Иоханан отставил чашку и кивнул.
— Мне ничто не грозило. Разбойники считают, что одинокий путник либо сумасшедший, либо без гроша в кармане, и не связываются с ним.
— У тебя ничего нет? Никаких вещей? Даже оружия?
— Кое-что есть, — признался он, — в доме, где я остановился, в городе. Лук, стрелы для охоты. Запасная рубашка. Немного ячменной муки.
— Бедновато. А ведь вы богато жили, когда были строителями гробниц. — У нее перехватило дыхание.
— Иоханан! ты же был на службе у царя. Люди могут подумать, что ты просто сбежал. Если кто-то узнает…
— Ничего страшного, — сказал он с величественной уверенностью. — В конце концов, все знают меня только как твоего друга, который приходил к тебе в гости в Ахетатоне. Теперь я навестил тебя в Мемфисе, что здесь особенного?
Нофрет прикусила язык. Царица знает правду, если какой-нибудь усердный придворный доложит ей, она захочет говорить с ним. В этом можно не сомневаться.
Иоханан съел все и откинулся на спинку кресла, потягивая вино, довольный и улыбающийся, но, услышав шаги, поднял глаза. Он вскочил прежде, чем Нофрет обернулась, чтобы посмотреть, кто вошел, и уже кланялся так низко, как только может кланяться мужчина.
Царица собственными руками, без особых церемоний подняла его.
— Оставь это! Рассказывай. Как он? Жив ли он?
Иоханан соображал быстро: лишь минутная растерянность промелькнула в его взгляде. Он стоял, возвышаясь над ней, как башня, что обоим не понравилось. Тогда он опустился на колено, царица не возражала, поскольку теперь их лица оказались примерно на одном уровне и можно было разговаривать.
— Он жив и здоров, госпожа, и часто вспоминает о тебе в своих молитвах.
Царица застыла.
— Он знает… Он обо всем знает.
— Он понимает, что царица делает то, что должна делать.
— Значит, он изменился.
— Да… — Иоханан помолчал.
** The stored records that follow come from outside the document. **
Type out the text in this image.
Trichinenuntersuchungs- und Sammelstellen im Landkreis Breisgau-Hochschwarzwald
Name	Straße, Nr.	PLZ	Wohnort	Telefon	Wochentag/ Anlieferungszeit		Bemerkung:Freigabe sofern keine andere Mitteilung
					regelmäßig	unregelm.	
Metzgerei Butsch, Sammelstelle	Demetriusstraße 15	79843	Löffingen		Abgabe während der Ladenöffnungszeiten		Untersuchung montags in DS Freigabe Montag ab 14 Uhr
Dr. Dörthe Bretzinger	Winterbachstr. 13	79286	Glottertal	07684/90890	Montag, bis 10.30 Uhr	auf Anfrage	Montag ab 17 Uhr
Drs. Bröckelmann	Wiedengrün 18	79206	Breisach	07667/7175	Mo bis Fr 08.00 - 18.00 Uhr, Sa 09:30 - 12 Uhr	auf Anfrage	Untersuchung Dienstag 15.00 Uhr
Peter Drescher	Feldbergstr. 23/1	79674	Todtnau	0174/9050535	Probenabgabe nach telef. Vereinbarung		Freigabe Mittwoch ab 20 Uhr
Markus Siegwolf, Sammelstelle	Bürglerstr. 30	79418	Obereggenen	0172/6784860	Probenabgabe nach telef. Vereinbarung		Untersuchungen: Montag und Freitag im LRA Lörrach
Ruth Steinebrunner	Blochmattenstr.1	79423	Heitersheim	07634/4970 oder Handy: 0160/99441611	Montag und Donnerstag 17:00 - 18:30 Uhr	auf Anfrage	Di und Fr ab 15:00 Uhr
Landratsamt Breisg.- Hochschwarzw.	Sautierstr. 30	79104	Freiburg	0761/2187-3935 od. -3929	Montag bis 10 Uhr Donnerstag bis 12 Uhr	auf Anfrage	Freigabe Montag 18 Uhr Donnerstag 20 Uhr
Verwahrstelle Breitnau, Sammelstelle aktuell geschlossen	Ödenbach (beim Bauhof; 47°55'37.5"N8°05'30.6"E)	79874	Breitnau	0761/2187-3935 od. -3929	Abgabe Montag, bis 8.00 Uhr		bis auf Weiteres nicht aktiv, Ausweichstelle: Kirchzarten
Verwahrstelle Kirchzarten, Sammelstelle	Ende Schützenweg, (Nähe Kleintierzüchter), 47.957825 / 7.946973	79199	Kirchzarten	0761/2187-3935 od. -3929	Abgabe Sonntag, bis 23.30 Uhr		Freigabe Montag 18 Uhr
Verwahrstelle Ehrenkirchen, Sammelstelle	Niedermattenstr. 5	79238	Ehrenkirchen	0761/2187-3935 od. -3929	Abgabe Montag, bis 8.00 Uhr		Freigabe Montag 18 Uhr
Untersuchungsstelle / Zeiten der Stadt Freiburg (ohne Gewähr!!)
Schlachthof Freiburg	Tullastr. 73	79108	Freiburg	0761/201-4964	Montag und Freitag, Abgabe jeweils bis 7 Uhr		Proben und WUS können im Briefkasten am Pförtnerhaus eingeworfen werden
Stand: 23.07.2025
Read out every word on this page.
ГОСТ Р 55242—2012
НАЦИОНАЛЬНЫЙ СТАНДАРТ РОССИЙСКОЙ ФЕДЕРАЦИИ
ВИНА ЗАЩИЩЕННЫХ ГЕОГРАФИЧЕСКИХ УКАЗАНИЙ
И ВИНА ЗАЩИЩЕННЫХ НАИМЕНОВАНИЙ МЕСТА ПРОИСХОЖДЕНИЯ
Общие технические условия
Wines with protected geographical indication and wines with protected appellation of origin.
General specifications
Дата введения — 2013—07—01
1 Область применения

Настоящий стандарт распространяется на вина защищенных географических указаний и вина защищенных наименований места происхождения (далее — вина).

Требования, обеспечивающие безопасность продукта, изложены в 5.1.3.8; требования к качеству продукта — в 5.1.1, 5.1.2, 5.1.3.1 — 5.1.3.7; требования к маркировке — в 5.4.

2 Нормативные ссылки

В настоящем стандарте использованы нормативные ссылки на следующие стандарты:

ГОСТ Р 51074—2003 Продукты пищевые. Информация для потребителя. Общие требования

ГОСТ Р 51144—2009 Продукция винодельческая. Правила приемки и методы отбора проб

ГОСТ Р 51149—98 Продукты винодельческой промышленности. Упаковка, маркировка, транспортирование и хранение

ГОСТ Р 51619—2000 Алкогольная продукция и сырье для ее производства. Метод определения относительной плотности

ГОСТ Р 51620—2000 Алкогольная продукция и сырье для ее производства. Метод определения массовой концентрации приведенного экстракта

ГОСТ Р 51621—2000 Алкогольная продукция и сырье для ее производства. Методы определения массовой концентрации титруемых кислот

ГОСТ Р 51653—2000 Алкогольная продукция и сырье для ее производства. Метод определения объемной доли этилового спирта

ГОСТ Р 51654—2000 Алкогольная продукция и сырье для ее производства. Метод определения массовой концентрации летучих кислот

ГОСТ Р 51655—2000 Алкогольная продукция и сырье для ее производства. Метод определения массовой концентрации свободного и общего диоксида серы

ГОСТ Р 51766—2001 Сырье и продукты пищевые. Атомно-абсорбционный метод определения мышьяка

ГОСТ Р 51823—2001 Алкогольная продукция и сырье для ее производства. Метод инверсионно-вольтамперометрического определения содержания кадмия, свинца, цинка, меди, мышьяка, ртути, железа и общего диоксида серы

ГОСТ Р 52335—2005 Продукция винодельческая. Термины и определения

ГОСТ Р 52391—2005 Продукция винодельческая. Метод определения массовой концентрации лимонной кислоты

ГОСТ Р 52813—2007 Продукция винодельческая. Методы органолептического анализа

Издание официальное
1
Когда он заговорил снова, его голос звучал спокойно и слегка отстраненно, как будто он вспоминал что-то из далекого прошлого.
— Черная Земля, где живете вы, мягкая, добрая. Пустыня, Красная Земля, другая: мрачнее, жестче, сильнее влияет на душу. Ваши боги — боги Черной Земли. В Красной Земле живут наши демоны и ваши умершие. — Он опять надолго замолк, потом продолжил: — Пустыня — кузница душ. Человек, который приходит туда по доброй воле и живет там, узнает силу солнца, закаляется и становится сильнее.
— А умерший царь? Что происходит с ним?
— Что происходит с ним… Иоханан задумался, и царица ждала в напряженном молчании. — Он становится другим. Новым. И учится более ясно видеть. И еще, — добавил он, бросив быстрый взгляд на ее лицо, — учится прощать то, что прежде счел бы предательством.
— Да, я предала все, ради чего он жил.
— Нет. Ты служила тому, что было в нем сильнее всего. Ты служила государству.
— Я поклонялась Амону. Я и сейчас поклоняюсь ему. Даже мое имя…
— Он это знает и все понимает.
— Как он может понять? Отец не признает никаких богов, кроме одного. Я отвернулась от этого единственного, чтобы поклоняться многим — ложным, по его мнению.
— Но таким образом ты сохранила Два Царства Египта. Это ему понятно. Он никогда не смог бы сделать этого. Твой отец понимает, что ты исполняешь свои обязанности.
— Какой же слабой он должен меня считать, — вздохнула Анхесенамон и покачнулась.
Иоханан поддержал ее и усадил на стул. Царица казалась маленькой и хрупкой, как ребенок, слишком отчаявшийся, чтобы плакать. Он опустился перед ней на колени и взял ее руки в свои.
— Госпожа, никогда не думай, что он забыл тебя или презирает тебя за твою отвагу. Нет, не спорь! Нелегко было решиться подчиниться египетским богам, чтобы Египет снова обрел свою силу.
Она уставилась на него, словно разыскивая в его лице что-то давно потерянное.
— Я не понимаю тебя. Или его.
— Потому что ты не жила в пустыне. Твоя душа вязнет в плодородной почве Черной Земли. Красная Земля требует иного духа, иного взгляда на мир.
— Странного взгляда, — заметила Анхесенамон. — Который видит одного лишь бога, но прощает женщину, которая от него отказалась.
— Не только женщину — царицу.
Она склонила голову, а потом резко подняла, и глаза ее блестели, может быть, от слез.
— Но с ним все в порядке? Он… Здоров?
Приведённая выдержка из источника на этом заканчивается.